Dice infatti il Signore nel Vangelo di oggi: «Non berrò mai più del frutto della vite fino al giorno in cui lo berrò nuovo, nel Regno di Dio». In questo aggettivo «nuovo» si anticipa il riferimento alla Sua Gloria alla quale anche noi siamo chiamati, se lo vogliamo, ad avere parte.

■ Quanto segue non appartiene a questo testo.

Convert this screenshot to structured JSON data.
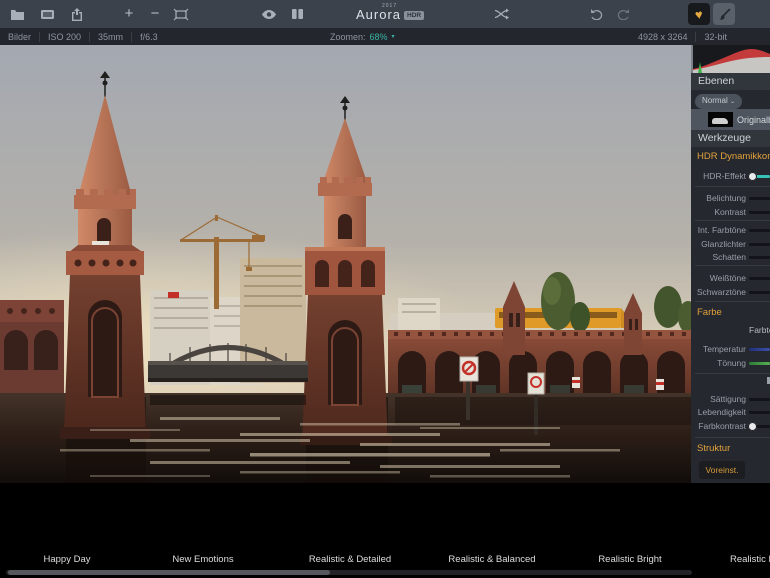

Maria, la Madre di Dio, piena di Grazia, ha visto anticiparsi in se stessa quella  “consapevolezza” di fronte alla “realtà dei fatti”, e la scelta («Avvenga di me quello che hai detto», Lc 1,38) della “giusta posizione” di fronte a Dio Creatore, che oggi noi domandiamo anche per noi stessi.

Quella “consapevolezza” che a noi suggerisce di mettersi in “adorazione” di fronte alla Presenza Reale di Cristo nell’Eucaristia e di decidere di agire secondo i Suoi Comandamenti, come  fecero i servitori delle nozze di Cana, ai quali ella disse: «Fate quello che vi dirà» (Gv 2,5).

Maria, Tabernacolo dell’Eterna Gloria, prega per noi!